La porte-parole de la Coalition avenir Québec (CAQ) en matière d'énergie, Chantal Soucy, a brandi ce rapport lors de la période des questions à l'Assemblée nationale mercredi.

Le ministre de l'Énergie, Pierre Arcand, a répondu que chaque année Hydro-Québec fait des travaux de réfection sur son réseau. « Les disjoncteurs en question ont été posés et fabriqués dans les années 70. La décision d'Hydro-Québec est très réaliste. Ils seront remplacés ». a-t-il dit. Le ministre Arcand s'en remet à la Régie de l'énergie qui devra analyser les demandes faites par la société d'État et approuver la dépense. Au total, 322 disjoncteurs PK ont été ou seront remplacés au coût de 1,9 million de dollars chacun. Il en reste encore 290 à changer.

Le remplacement des disjoncteurs PK est en cours depuis 10 ans, ajoute le porte-parole d'Hydro-Québec, Serge Abergel. « Ce qu'on fait ici, c'est qu'on accélère le calendrier. Deux incidents motivent notre décision de devancer le calendrier, car ils créent une préoccupation pour la sécurité des employés et la fiabilité du réseau. La régie doit se pencher sur le calendrier qu'on lui propose. »

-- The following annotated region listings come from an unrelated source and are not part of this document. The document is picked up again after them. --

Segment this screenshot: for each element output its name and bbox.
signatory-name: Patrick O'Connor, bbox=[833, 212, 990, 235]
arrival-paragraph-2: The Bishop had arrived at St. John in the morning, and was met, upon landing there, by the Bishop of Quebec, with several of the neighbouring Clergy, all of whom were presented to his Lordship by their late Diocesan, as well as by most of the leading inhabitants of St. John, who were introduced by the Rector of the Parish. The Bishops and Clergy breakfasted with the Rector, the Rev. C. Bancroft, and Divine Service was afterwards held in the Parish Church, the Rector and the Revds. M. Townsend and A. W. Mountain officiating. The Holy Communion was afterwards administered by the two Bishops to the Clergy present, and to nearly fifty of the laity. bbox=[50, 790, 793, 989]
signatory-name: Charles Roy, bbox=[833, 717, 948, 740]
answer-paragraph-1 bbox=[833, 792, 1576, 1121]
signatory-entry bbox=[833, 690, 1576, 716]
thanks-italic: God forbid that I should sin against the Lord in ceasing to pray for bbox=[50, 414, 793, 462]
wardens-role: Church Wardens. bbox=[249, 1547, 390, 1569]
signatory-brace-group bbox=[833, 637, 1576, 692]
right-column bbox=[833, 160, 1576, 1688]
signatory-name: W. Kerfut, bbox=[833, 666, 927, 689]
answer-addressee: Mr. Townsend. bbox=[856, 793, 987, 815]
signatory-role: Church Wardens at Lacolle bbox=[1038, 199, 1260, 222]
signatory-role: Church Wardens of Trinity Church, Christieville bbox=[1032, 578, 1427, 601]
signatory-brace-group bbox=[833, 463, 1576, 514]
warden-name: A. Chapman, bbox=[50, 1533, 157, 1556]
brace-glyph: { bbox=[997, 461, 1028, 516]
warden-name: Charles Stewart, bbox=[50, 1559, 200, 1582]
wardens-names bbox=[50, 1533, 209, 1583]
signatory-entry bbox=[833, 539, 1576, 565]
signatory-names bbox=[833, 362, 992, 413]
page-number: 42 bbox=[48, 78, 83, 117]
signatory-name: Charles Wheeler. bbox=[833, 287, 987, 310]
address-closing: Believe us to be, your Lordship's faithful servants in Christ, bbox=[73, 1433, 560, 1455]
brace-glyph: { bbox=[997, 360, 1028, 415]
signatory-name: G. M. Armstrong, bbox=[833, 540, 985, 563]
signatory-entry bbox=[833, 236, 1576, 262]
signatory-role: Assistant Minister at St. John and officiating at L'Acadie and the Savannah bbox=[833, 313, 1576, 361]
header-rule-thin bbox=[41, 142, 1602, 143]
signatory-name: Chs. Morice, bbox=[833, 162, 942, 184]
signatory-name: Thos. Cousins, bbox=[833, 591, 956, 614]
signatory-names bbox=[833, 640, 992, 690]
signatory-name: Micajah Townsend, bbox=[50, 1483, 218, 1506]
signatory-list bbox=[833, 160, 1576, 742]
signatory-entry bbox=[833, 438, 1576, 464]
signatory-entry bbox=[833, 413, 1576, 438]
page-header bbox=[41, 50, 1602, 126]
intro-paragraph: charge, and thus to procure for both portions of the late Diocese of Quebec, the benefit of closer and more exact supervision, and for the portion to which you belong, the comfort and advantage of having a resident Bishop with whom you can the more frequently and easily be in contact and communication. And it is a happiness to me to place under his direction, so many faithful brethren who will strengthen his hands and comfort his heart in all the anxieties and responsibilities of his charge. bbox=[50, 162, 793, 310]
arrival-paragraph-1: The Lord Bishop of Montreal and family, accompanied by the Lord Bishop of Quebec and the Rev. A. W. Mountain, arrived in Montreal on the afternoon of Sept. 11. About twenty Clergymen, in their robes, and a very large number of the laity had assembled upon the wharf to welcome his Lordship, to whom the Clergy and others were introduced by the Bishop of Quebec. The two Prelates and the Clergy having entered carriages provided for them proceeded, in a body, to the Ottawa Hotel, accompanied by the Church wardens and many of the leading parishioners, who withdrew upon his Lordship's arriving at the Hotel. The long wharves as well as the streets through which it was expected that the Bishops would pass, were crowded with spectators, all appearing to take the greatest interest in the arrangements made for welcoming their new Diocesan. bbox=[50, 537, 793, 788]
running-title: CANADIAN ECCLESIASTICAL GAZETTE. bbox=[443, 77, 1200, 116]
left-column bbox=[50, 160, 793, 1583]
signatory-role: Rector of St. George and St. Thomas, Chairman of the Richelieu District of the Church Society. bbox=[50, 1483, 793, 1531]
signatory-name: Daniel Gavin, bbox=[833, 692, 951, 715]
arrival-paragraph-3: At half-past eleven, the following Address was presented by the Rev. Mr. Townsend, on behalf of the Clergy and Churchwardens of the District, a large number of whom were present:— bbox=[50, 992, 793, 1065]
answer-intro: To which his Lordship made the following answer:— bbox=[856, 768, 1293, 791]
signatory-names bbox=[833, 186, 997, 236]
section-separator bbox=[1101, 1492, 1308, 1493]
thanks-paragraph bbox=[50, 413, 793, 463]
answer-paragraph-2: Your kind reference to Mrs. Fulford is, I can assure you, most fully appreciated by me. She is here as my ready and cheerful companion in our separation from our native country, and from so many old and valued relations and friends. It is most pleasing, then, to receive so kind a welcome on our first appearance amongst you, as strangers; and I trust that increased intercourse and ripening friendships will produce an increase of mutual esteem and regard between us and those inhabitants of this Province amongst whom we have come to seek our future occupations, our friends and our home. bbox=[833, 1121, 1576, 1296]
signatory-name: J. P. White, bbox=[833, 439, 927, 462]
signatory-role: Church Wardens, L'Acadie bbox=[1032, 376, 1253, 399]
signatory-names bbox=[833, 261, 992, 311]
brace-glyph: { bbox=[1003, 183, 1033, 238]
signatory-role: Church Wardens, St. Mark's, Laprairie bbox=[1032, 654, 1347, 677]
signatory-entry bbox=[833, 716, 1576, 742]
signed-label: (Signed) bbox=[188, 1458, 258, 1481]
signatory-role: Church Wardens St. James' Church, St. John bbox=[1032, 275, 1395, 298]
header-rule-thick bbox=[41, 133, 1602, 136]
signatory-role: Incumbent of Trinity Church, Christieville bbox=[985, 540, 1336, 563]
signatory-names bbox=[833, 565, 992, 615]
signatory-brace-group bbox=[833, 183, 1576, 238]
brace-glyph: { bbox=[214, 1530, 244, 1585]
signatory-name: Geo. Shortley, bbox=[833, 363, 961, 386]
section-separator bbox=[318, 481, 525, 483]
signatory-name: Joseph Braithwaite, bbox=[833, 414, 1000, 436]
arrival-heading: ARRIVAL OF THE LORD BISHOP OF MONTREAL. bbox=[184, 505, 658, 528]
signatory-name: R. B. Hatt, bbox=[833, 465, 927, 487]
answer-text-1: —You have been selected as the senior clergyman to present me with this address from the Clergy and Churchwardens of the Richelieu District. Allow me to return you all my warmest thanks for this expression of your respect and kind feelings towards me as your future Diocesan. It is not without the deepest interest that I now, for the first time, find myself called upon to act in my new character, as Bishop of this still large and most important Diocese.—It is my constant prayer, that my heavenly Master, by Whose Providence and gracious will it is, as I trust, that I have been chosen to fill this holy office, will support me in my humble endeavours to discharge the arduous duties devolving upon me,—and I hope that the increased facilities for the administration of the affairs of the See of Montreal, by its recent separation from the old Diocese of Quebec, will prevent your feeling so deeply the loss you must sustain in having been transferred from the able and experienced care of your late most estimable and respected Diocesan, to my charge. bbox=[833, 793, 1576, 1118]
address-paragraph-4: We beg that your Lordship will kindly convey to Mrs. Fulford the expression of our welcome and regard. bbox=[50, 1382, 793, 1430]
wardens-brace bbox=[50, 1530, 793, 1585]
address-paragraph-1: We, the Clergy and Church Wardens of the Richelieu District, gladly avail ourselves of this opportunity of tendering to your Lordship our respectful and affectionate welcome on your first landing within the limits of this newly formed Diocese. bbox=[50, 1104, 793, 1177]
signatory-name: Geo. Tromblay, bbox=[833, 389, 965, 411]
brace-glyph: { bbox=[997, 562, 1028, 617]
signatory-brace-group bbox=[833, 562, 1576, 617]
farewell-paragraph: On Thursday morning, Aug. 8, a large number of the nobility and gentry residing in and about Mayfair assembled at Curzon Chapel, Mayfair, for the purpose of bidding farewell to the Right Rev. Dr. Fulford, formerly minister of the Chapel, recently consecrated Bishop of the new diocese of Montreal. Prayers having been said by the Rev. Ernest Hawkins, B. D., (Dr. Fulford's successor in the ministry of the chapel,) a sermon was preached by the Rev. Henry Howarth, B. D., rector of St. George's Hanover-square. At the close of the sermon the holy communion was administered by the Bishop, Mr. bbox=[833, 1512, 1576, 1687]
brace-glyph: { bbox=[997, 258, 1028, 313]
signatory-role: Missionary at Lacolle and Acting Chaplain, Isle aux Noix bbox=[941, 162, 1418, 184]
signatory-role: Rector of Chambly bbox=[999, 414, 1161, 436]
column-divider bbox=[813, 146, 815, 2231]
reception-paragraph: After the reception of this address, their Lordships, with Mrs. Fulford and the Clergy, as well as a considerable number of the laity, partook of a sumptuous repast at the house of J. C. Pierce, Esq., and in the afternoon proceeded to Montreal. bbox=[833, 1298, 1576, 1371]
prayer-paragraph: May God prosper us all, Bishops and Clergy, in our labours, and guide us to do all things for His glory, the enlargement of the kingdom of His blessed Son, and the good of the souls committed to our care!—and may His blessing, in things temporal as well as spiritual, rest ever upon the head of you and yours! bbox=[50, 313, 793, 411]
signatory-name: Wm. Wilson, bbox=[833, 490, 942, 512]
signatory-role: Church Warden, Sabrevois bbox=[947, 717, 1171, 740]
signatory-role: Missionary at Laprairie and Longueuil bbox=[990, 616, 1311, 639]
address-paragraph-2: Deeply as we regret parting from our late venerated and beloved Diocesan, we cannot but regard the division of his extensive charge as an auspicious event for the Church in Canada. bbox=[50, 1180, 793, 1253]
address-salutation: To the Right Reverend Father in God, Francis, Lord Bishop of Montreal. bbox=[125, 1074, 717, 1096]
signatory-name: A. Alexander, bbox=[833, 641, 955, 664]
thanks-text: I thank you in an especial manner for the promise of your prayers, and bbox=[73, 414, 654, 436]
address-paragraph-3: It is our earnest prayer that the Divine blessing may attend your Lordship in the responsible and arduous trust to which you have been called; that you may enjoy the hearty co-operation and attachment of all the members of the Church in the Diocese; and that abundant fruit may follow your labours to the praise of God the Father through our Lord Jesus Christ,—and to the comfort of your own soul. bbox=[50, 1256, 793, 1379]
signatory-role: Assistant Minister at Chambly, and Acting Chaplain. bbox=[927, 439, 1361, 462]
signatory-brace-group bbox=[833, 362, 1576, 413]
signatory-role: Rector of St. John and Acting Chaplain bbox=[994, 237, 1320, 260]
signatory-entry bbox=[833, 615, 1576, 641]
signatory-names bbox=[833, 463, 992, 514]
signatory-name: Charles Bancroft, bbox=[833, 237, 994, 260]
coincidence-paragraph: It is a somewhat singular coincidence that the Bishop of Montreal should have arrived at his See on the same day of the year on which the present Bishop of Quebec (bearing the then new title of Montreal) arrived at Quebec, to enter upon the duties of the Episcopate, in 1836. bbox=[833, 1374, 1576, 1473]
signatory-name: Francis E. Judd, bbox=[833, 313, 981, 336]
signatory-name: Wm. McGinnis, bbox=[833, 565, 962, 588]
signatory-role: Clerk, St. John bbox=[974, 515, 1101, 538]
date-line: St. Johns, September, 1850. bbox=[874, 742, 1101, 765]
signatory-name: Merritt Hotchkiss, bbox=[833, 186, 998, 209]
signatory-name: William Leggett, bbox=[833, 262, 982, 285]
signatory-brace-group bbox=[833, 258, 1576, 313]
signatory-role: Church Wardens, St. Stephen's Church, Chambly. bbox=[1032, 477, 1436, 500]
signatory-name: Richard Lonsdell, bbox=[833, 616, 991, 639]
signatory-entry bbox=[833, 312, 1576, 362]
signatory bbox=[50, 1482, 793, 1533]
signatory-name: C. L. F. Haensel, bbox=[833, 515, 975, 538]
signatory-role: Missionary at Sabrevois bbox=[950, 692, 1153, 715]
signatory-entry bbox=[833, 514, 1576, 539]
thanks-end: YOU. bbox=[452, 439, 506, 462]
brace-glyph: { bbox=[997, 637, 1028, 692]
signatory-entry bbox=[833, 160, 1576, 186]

Des disjoncteurs vieillissants et dangereux

Dans les dernières années, par temps froid, plusieurs disjoncteurs PK ont explosé soudainement. Des débris métalliques et de porcelaine ont été catapultés sur des dizaines de mètres.

Le directeur à la planification des réseaux de transport de TransÉnergie a indiqué à Radio-Canada que les disjoncteurs PK arrivent à un moment de leur vie où le taux de défaillance commence à augmenter : « Notre réaction est d'analyser les bris et nous commençons justement à remplacer ces équipements. » Leur défaillance ne poserait pas de risque à la fiabilité du réseau, car il serait conçu pour y faire face.

La situation inquiète toutefois le Syndicat des technologues d'Hydro-Québec qui a souvent fait appel dans ce dossier à la Commission des normes, de l'équité, de la santé et de la sécurité du travail (CNESST). Le syndicat craint qu'un incident grave blesse des travailleurs avec l'augmentation du nombre d'explosions.

Pour assurer la sécurité des travailleurs dans les postes à risque, des zones de sécurité sont établie. Dans certains cas, un véhicule blindé est utilisé pour circuler. « Il y a évidemment beaucoup de problématiques en santé et sécurité au travail, fait savoir Pierre Turgeon de la CNESST. On parle en plus d'électricité. Hydro-Québec a une expertise et collabore avec nous, même chose pour le syndicat. Ce qui nous réjouit, c'est quand le milieu prend en charge ces questions et c'est présentement le cas. »

Dividendes à tout prix?

De son côté, l'ancien responsable de la santé et sécurité au travail au Syndicat des technologues, Pierre Lemieux, affirme que les travailleurs doivent se battre face à leur employeur afin de faire avancer les dossiers en matière de santé et sécurité. Il a l'impression que les dividendes remis à l'État passent avant tout.

Pourtant, alors que les installations vieillissent, les explosions se comptent par dizaines sur de nombreux appareils électriques du réseau.

« Le réseau est géré dans une optique de saine gestion, de fiabilité et de sécurité avec un regard sur les coûts, insiste Serge Abergel d'Hydro-Québec, parce que tout investissement sur le réseau peut se refléter sur les tarifs que les Québécois paient. »

Hydro-Québec doit dépenser près d'un milliard de dollars en 2016 pour améliorer l'ensemble de ses installations, ce qui pourrait entraîner des augmentations tarifaires.